5. The development of the tropical zodiac took place over several centuries; namely because during the Age of Aries (BC) the differences between the sidereal and tropical zodiacs were negligible given the imprecision of astrological/astronomical calculations. An astrological interpretation offered at the cruder level of a planet in a sign affords a lot of wiggle room that an astrology based upon a planet at a particular degree does not. Ptolemy, for example, based his aspects upon the position of signs, not degrees.
6. As the discrepancy bectween the tropical and sidereal zodiacs became increasingly apparent, western astrologers used the tropical zodiac because it (a) more closely approximated their seasons in the northern hemisphere; and (b) enabled them to retain their astrological lore derived from assuming zero degrees Aries as the vernal equinox point.
7. Scholars of antiquity freely borrowed from one another, with or without attribution. When one scholar was aware of the works of another, he was free to discard it, use it or build upon it.

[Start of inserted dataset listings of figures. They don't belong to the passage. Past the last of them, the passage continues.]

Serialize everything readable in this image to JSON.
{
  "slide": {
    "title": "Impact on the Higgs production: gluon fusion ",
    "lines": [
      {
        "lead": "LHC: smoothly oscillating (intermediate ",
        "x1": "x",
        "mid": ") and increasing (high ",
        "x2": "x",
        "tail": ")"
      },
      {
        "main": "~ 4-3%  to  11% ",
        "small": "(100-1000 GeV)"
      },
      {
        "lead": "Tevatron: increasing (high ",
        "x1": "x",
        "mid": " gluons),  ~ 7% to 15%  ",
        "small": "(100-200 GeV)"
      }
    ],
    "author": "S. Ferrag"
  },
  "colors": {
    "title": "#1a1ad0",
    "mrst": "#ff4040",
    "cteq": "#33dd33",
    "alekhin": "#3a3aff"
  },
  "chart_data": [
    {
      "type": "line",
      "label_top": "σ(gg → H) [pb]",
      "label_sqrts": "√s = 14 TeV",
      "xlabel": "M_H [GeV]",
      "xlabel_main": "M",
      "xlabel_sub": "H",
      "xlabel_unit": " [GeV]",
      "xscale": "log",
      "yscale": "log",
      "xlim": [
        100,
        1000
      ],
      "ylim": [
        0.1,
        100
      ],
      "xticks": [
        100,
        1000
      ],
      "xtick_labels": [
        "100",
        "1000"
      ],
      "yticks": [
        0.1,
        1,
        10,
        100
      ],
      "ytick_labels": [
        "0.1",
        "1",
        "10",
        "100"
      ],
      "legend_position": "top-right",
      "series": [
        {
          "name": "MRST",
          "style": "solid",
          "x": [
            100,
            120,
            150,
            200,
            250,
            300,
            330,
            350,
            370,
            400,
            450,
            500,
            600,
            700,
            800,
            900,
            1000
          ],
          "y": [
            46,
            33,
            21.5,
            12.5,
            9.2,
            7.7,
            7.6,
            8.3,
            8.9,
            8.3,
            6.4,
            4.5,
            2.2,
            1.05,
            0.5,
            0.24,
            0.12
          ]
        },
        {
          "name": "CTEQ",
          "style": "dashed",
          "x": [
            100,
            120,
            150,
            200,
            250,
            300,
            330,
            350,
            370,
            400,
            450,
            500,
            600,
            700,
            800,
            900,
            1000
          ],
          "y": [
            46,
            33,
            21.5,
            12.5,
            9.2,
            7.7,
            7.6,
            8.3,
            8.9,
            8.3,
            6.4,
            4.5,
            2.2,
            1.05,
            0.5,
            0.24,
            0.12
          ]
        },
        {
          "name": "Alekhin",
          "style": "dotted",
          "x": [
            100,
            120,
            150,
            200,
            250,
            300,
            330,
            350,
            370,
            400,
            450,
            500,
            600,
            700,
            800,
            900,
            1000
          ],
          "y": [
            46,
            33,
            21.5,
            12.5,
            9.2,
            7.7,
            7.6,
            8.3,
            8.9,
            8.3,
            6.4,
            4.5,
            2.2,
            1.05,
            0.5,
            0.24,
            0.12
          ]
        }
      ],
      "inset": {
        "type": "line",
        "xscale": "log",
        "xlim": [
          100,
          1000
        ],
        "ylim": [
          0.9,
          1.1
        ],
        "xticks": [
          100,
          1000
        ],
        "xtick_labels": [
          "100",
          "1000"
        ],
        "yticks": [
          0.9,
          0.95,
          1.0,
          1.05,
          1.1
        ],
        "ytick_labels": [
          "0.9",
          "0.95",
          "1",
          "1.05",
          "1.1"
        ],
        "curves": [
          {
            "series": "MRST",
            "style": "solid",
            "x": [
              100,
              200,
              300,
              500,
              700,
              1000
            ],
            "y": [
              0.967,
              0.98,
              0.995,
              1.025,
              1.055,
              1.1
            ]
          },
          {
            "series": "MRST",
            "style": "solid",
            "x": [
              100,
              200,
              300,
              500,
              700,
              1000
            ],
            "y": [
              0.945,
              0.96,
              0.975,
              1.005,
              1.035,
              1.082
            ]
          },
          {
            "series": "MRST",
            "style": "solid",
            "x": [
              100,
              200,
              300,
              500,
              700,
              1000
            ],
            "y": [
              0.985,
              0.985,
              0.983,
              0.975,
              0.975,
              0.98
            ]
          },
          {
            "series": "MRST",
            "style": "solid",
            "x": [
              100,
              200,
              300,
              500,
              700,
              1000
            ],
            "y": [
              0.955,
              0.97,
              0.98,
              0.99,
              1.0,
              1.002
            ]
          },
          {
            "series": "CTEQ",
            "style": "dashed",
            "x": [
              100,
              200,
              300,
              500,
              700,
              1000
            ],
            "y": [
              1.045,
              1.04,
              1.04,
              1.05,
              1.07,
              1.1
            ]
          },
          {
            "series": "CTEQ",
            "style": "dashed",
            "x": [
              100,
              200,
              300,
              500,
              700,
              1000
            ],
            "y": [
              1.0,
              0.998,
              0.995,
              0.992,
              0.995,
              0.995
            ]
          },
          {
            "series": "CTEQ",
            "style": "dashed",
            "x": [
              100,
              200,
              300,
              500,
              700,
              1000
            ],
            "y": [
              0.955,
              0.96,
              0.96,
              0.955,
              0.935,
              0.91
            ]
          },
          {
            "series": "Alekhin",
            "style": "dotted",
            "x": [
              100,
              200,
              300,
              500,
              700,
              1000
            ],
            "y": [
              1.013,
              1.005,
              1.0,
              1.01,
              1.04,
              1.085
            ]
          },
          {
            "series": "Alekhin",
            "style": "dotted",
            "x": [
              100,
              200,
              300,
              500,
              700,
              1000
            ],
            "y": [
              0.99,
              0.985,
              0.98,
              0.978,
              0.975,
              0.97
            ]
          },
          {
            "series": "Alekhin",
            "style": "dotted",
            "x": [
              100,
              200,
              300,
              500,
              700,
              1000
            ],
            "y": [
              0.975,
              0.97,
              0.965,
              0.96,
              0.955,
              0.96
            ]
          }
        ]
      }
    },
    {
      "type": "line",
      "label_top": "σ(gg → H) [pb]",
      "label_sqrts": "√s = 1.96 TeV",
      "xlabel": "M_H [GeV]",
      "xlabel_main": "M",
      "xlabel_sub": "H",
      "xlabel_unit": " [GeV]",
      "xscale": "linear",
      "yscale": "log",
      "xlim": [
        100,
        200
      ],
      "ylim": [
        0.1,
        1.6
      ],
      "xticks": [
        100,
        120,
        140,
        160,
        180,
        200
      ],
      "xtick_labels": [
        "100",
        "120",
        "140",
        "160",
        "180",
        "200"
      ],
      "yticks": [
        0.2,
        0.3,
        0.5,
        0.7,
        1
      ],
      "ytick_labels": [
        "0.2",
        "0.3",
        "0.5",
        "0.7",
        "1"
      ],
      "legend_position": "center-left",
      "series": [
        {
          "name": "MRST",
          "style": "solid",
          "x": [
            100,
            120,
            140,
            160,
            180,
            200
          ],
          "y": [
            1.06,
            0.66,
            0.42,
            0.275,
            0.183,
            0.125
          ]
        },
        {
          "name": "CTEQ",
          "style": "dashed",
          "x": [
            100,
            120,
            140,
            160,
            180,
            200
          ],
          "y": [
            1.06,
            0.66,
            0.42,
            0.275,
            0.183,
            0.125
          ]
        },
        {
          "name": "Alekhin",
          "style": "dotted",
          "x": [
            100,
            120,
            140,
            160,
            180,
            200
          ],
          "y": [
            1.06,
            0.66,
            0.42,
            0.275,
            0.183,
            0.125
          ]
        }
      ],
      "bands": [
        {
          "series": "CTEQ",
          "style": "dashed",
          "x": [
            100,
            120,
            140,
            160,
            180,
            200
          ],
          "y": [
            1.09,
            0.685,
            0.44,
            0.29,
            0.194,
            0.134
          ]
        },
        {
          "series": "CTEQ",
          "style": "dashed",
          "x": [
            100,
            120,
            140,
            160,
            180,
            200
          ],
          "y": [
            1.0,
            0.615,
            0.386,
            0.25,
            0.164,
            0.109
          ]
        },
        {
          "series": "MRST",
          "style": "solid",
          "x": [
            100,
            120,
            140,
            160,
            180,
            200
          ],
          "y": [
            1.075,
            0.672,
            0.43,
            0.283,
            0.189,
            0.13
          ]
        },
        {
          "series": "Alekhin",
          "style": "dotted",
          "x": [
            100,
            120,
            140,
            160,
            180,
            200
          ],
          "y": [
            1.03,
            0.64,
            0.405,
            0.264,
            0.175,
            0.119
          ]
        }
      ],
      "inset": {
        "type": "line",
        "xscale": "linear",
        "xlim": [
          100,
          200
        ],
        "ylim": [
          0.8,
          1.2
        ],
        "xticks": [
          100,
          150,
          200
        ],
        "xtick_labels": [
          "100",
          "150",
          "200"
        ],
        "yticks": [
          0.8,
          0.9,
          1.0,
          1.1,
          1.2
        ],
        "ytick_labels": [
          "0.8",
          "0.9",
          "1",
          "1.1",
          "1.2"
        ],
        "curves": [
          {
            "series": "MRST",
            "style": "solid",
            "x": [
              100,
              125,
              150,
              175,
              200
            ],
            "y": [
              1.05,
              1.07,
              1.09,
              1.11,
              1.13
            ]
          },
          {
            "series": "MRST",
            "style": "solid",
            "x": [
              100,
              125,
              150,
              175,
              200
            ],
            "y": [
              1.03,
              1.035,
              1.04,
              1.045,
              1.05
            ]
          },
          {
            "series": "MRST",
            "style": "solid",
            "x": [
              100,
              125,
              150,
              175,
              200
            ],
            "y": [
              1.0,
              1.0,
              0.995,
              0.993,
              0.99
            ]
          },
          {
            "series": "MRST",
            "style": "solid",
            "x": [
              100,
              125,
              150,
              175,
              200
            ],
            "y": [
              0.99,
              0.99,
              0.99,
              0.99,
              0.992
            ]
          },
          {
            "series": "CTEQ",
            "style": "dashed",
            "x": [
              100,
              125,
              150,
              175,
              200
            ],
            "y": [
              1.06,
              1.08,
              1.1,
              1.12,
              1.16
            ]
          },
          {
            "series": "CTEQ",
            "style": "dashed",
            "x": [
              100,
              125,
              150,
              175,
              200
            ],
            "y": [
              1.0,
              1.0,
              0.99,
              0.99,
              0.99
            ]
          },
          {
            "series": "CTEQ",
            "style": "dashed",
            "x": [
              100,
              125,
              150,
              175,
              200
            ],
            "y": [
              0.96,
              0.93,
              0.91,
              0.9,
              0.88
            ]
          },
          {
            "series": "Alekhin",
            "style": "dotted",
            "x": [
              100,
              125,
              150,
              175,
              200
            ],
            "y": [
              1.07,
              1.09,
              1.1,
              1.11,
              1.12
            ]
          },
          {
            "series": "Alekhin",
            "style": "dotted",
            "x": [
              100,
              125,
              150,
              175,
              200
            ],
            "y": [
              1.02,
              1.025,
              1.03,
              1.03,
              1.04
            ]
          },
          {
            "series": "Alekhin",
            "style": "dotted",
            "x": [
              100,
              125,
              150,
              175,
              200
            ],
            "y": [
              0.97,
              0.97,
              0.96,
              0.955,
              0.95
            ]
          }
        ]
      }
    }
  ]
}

8. Ptolemy was a Roman citizen living Egypt and a pagan. He wrote at a time (2nd century AD) when the influence of the infant, persecuted Christian church was negligible. Moreover, corrections to his work started immediately and notably among Arab astronomers of the early middle ages. (Hey, he wrote in the 2nd century AD, a period of fairly primitive astronomical instrumentation.) The idea that he faced punishment for his work has zero basis in historical evidence.
9. Astrology flourished under early Islam, as these scholars translated the Greek texts, made more detailed star catalogues, and added their own insights to the classical works. Islamic astrologers were not living in Christendom and the influence of Christianity on their astrology was neglible. During the Middle Ages and Renaissance, western astrologers obtained classical pagan astrological works via the Arab world.

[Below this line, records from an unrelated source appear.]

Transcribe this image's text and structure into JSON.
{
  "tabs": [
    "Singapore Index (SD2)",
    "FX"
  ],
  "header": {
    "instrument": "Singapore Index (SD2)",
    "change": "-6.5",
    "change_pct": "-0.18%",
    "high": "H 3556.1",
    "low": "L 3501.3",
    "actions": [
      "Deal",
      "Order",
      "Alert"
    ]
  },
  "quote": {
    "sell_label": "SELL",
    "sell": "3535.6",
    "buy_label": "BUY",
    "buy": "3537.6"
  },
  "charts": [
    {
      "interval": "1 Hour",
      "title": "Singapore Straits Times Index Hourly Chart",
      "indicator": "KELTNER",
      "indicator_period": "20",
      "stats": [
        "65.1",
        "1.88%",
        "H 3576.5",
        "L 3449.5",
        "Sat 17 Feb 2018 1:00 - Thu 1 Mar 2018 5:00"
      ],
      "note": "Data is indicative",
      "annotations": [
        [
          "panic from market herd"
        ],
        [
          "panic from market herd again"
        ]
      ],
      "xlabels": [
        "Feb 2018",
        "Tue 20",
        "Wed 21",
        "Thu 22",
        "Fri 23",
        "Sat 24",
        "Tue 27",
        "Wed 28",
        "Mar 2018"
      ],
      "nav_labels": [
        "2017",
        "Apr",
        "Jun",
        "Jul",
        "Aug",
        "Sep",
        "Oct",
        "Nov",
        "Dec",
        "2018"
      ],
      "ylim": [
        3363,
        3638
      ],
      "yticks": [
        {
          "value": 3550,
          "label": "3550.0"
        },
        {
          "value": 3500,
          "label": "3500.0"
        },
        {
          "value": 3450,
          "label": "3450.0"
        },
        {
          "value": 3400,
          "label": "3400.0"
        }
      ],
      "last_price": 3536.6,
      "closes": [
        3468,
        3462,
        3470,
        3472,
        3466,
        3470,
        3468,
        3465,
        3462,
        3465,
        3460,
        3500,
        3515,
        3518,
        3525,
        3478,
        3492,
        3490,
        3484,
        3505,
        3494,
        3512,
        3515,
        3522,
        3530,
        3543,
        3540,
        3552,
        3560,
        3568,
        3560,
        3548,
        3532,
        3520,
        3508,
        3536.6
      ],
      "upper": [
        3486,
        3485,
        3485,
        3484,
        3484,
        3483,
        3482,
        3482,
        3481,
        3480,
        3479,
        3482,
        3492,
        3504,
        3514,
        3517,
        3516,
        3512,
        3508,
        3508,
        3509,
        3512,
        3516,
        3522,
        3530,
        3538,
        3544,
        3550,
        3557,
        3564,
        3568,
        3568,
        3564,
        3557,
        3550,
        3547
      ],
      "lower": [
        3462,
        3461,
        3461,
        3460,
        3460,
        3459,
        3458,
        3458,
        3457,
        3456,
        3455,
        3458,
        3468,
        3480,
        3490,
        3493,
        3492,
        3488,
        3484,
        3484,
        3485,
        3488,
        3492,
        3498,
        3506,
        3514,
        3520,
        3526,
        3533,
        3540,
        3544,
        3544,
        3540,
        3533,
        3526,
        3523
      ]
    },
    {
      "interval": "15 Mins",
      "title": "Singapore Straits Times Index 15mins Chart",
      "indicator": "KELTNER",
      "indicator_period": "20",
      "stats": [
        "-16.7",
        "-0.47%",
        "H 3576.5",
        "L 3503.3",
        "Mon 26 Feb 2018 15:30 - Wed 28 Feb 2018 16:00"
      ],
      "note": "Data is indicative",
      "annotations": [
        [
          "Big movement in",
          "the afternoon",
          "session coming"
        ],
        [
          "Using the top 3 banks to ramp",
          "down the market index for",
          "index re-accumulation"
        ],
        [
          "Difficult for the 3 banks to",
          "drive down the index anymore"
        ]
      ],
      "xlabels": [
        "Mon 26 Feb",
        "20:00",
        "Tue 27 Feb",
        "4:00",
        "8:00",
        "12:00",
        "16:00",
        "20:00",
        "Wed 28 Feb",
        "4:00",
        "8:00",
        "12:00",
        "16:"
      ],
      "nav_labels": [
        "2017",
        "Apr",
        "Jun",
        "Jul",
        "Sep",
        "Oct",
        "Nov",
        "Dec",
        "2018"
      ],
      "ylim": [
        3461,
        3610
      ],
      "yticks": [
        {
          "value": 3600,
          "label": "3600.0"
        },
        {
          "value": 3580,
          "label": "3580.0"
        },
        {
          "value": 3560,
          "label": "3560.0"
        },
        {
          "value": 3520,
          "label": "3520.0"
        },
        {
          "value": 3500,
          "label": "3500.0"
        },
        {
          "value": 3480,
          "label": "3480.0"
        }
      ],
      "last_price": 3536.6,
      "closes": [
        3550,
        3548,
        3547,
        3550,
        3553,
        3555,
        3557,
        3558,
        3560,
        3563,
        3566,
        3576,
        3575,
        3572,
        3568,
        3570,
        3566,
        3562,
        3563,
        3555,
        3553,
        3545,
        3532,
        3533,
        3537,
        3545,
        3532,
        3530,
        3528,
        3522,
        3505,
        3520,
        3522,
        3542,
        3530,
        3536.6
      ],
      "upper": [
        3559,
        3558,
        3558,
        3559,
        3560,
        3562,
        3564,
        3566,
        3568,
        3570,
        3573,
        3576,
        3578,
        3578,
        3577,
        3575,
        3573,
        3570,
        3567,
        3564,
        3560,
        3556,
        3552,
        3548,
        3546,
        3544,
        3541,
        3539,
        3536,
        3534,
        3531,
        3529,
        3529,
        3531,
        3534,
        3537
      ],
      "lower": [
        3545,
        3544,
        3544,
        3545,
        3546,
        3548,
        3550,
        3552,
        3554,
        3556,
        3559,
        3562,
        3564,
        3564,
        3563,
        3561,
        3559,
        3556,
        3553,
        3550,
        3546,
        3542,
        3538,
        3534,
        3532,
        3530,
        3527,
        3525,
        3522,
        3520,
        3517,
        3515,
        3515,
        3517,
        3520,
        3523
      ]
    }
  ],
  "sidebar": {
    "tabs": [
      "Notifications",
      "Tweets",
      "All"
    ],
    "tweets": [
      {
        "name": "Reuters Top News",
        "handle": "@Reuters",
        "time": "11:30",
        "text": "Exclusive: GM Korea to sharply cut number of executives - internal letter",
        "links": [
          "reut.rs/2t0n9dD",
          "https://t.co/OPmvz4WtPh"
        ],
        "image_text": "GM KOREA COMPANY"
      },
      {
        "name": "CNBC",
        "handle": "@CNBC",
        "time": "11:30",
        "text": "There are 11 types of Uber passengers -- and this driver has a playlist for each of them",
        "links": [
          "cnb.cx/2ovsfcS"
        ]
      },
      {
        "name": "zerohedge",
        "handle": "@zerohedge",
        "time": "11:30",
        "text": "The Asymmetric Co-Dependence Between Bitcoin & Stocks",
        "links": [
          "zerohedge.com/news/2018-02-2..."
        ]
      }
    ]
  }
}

7. By late antiquity, the tropical zodiac was the normal one used in the West. (See also Rhetorius The Egyptian, Astrological Compendium, early 6th century, who starts out his book with the rationale for the tropical zodiac.)
8. Astrologers use the geocentric solar system, not because they don't know about the heliocentric solar system, but because of the rationale of the geocentric system for astrological purposes. Astrology looks at the influence of heavenly bodies on earth-people.
9. We are all clear on the differences between the sidereal and tropical zodiacs, signs vs. constellations, and on the precession of the equinox.
10. 30 degree signs in the sidereal system do not coincide sufficientlyclosely with constellations to argue that the sidereal system is purely constellation-based. The constellation Virgo occupies portions of 3 signs. Aries doesn't touch the ecliptic and occupies much less than 30 degrees. Portions of the ecliptic have no zodiacal constellations covering them. Several constellations overlap, such as Capricorn and Aquarius, and Scorpio and Sagittarius.
11. Right now, tropical signs are about 27 degrees out of synch with sidereal signs. If you have planets in the first three degrees of a tropical sign, it will be in that sign in the sidereal system.
12. As the church did become powerful in Europe, it exhibited an on-again, off-again relationship with astrology. Many astrologers were members of the clergy, as they were among the few people who were literate and could do the math. See Nicholas Campions' books here. The church did not persecute anybody for believing in a heliocentric solar system prior to the Renaissance, because it took the work of Nicholas Copernicus in the early 16th century to make this case.